The FIC has also announced intentions to name the new acquisition in honor of Henrietta Highsmith Williams, who spent most of her 107 years in service to others and her hometown. She died in 2004.
“The Henrietta Williams Community Center will be run by the Men of FIC,” Southerland said. “Ms. Henrietta was a lady that believed in helping others. We want to do something that will keep her memory alive, doing things that are helping the community.

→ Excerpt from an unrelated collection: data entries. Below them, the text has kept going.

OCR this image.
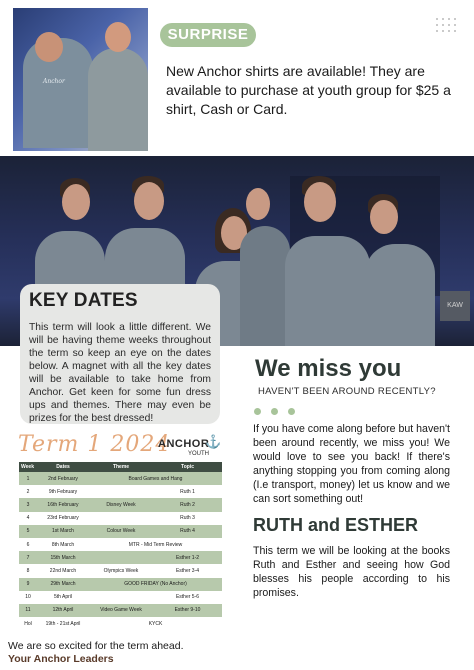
Anchor
SURPRISE
New Anchor shirts are available! They are available to purchase at youth group for $25 a shirt, Cash or Card.
KAW
KEY DATES

This term will look a little different. We will be having theme weeks throughout the term so keep an eye on the dates below. A magnet with all the key dates will be available to take home from Anchor. Get keen for some fun dress ups and themes. There may even be prizes for the best dressed!

Term 1 2024
ANCHOR
⚓
YOUTH
Week	Dates	Theme	Topic
1	2nd February	Board Games and Hang	
2	9th February		Ruth 1
3	16th February	Disney Week	Ruth 2
4	23rd February		Ruth 3
5	1st March	Colour Week	Ruth 4
6	8th March	MTR - Mid Term Review	
7	15th March		Esther 1-2
8	22nd March	Olympics Week	Esther 3-4
9	29th March	GOOD FRIDAY (No Anchor)	
10	5th April		Esther 5-6
11	12th April	Video Game Week	Esther 9-10
Hol	19th - 21st April	KYCK	
We are so excited for the term ahead.
Your Anchor Leaders
We miss you
HAVEN'T BEEN AROUND RECENTLY?
If you have come along before but haven't been around recently, we miss you! We would love to see you back! If there's anything stopping you from coming along (I.e transport, money) let us know and we can sort something out!
RUTH and ESTHER
This term we will be looking at the books Ruth and Esther and seeing how God blesses his people according to his promises.
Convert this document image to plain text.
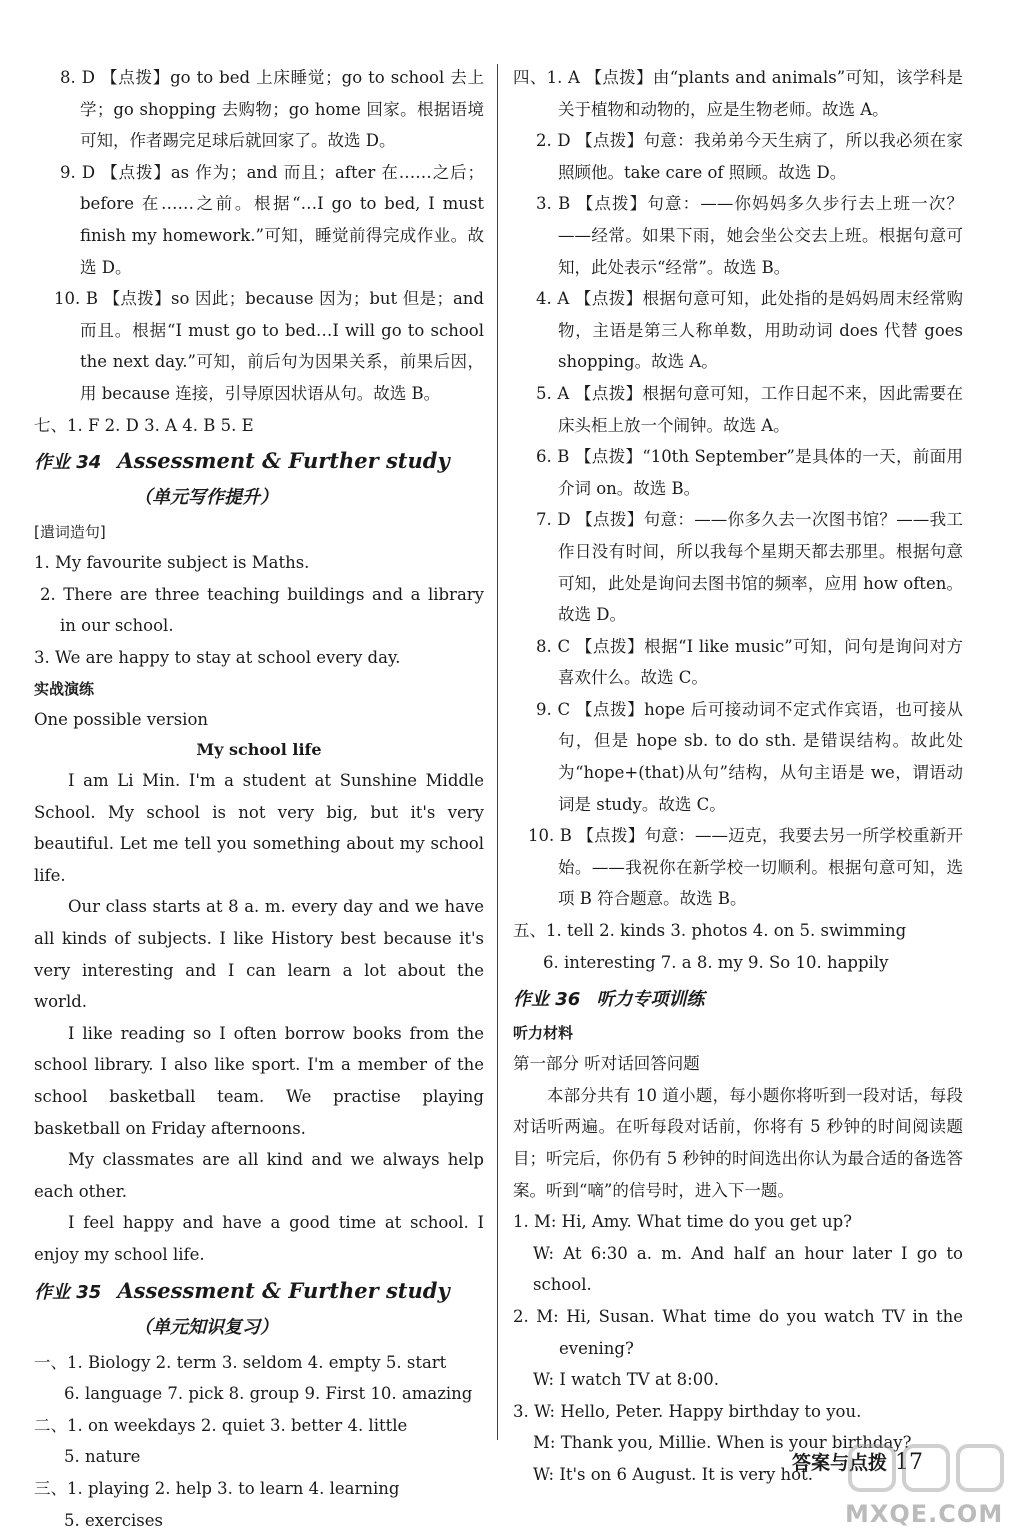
8. D 【点拨】go to bed 上床睡觉；go to school 去上学；go shopping 去购物；go home 回家。根据语境可知，作者踢完足球后就回家了。故选 D。

9. D 【点拨】as 作为；and 而且；after 在……之后；before 在……之前。根据“…I go to bed, I must finish my homework.”可知，睡觉前得完成作业。故选 D。

10. B 【点拨】so 因此；because 因为；but 但是；and 而且。根据“I must go to bed…I will go to school the next day.”可知，前后句为因果关系，前果后因，用 because 连接，引导原因状语从句。故选 B。

七、1. F 2. D 3. A 4. B 5. E

作业 34 Assessment & Further study

（单元写作提升）

[遣词造句]

1. My favourite subject is Maths.

2. There are three teaching buildings and a library in our school.

3. We are happy to stay at school every day.

实战演练

One possible version

My school life

I am Li Min. I'm a student at Sunshine Middle School. My school is not very big, but it's very beautiful. Let me tell you something about my school life.

Our class starts at 8 a. m. every day and we have all kinds of subjects. I like History best because it's very interesting and I can learn a lot about the world.

I like reading so I often borrow books from the school library. I also like sport. I'm a member of the school basketball team. We practise playing basketball on Friday afternoons.

My classmates are all kind and we always help each other.

I feel happy and have a good time at school. I enjoy my school life.

作业 35 Assessment & Further study

（单元知识复习）

一、1. Biology 2. term 3. seldom 4. empty 5. start

6. language 7. pick 8. group 9. First 10. amazing

二、1. on weekdays 2. quiet 3. better 4. little

5. nature

三、1. playing 2. help 3. to learn 4. learning

5. exercises

四、1. A 【点拨】由“plants and animals”可知，该学科是关于植物和动物的，应是生物老师。故选 A。

2. D 【点拨】句意：我弟弟今天生病了，所以我必须在家照顾他。take care of 照顾。故选 D。

3. B 【点拨】句意：——你妈妈多久步行去上班一次？——经常。如果下雨，她会坐公交去上班。根据句意可知，此处表示“经常”。故选 B。

4. A 【点拨】根据句意可知，此处指的是妈妈周末经常购物，主语是第三人称单数，用助动词 does 代替 goes shopping。故选 A。

5. A 【点拨】根据句意可知，工作日起不来，因此需要在床头柜上放一个闹钟。故选 A。

6. B 【点拨】“10th September”是具体的一天，前面用介词 on。故选 B。

7. D 【点拨】句意：——你多久去一次图书馆？——我工作日没有时间，所以我每个星期天都去那里。根据句意可知，此处是询问去图书馆的频率，应用 how often。故选 D。

8. C 【点拨】根据“I like music”可知，问句是询问对方喜欢什么。故选 C。

9. C 【点拨】hope 后可接动词不定式作宾语，也可接从句，但是 hope sb. to do sth. 是错误结构。故此处为“hope+(that)从句”结构，从句主语是 we，谓语动词是 study。故选 C。

10. B 【点拨】句意：——迈克，我要去另一所学校重新开始。——我祝你在新学校一切顺利。根据句意可知，选项 B 符合题意。故选 B。

五、1. tell 2. kinds 3. photos 4. on 5. swimming

6. interesting 7. a 8. my 9. So 10. happily

作业 36 听力专项训练

听力材料

第一部分 听对话回答问题

本部分共有 10 道小题，每小题你将听到一段对话，每段对话听两遍。在听每段对话前，你将有 5 秒钟的时间阅读题目；听完后，你仍有 5 秒钟的时间选出你认为最合适的备选答案。听到“嘀”的信号时，进入下一题。

1. M: Hi, Amy. What time do you get up?

W: At 6:30 a. m. And half an hour later I go to school.

2. M: Hi, Susan. What time do you watch TV in the evening?

W: I watch TV at 8:00.

3. W: Hello, Peter. Happy birthday to you.

M: Thank you, Millie. When is your birthday?

W: It's on 6 August. It is very hot.

答案与点拨 17
MXQE.COM
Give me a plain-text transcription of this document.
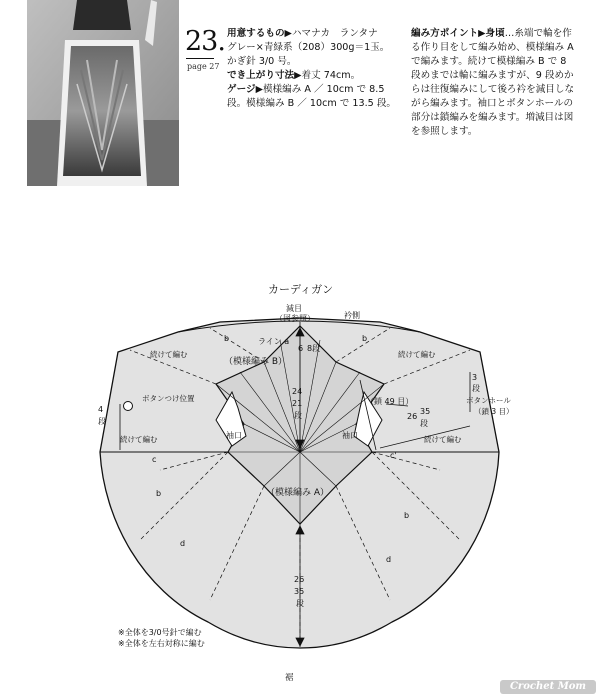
23.
page 27

用意するもの▶ハマナカ　ランタナ

グレー×青緑系（208）300g＝1玉。

かぎ針 3/0 号。

でき上がり寸法▶着丈 74cm。

ゲージ▶模様編み A ／ 10cm で 8.5

段。模様編み B ／ 10cm で 13.5 段。

編み方ポイント▶身頃…糸端で輪を作

る作り目をして編み始め、模様編み A

で編みます。続けて模様編み B で 8

段めまでは輪に編みますが、9 段めか

らは往復編みにして後ろ衿を減目しな

がら編みます。袖口とボタンホールの

部分は鎖編みを編みます。増減目は図

を参照します。

カーディガン
減目
（図参照）	衿側
ライン a
b	b
6 8段
（模様編み B）
続けて編む	続けて編む
ボタンつけ位置
4
段
3
段
ボタンホール
（鎖 3 目）
（鎖 49 目）
24
21
段	26
35
段
続けて編む	続けて編む
袖口	袖口
c	c'
b
b
（模様編み A）
d
d
26
35
段
※全体を3/0号針で編む
※全体を左右対称に編む
裾
Crochet Mom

“I thank everyone that’s helped us in these 12 years we have been in business. We look forward to doing things that will be for the betterment of the community.”
The men, all technically retired from a lifetime of contributing to careers and their town, could rightfully pack it in and call it a day. But they, to coin a popular phrase, have miles to go before they sleep.
“It’s a tedious job but it’s fun,” said Southerland. “We don’t want to get out of bed either but there’s work to be done, knowing you can help others.”
“That’s what the group was founded on — recognizing there’s a need,” added McLean.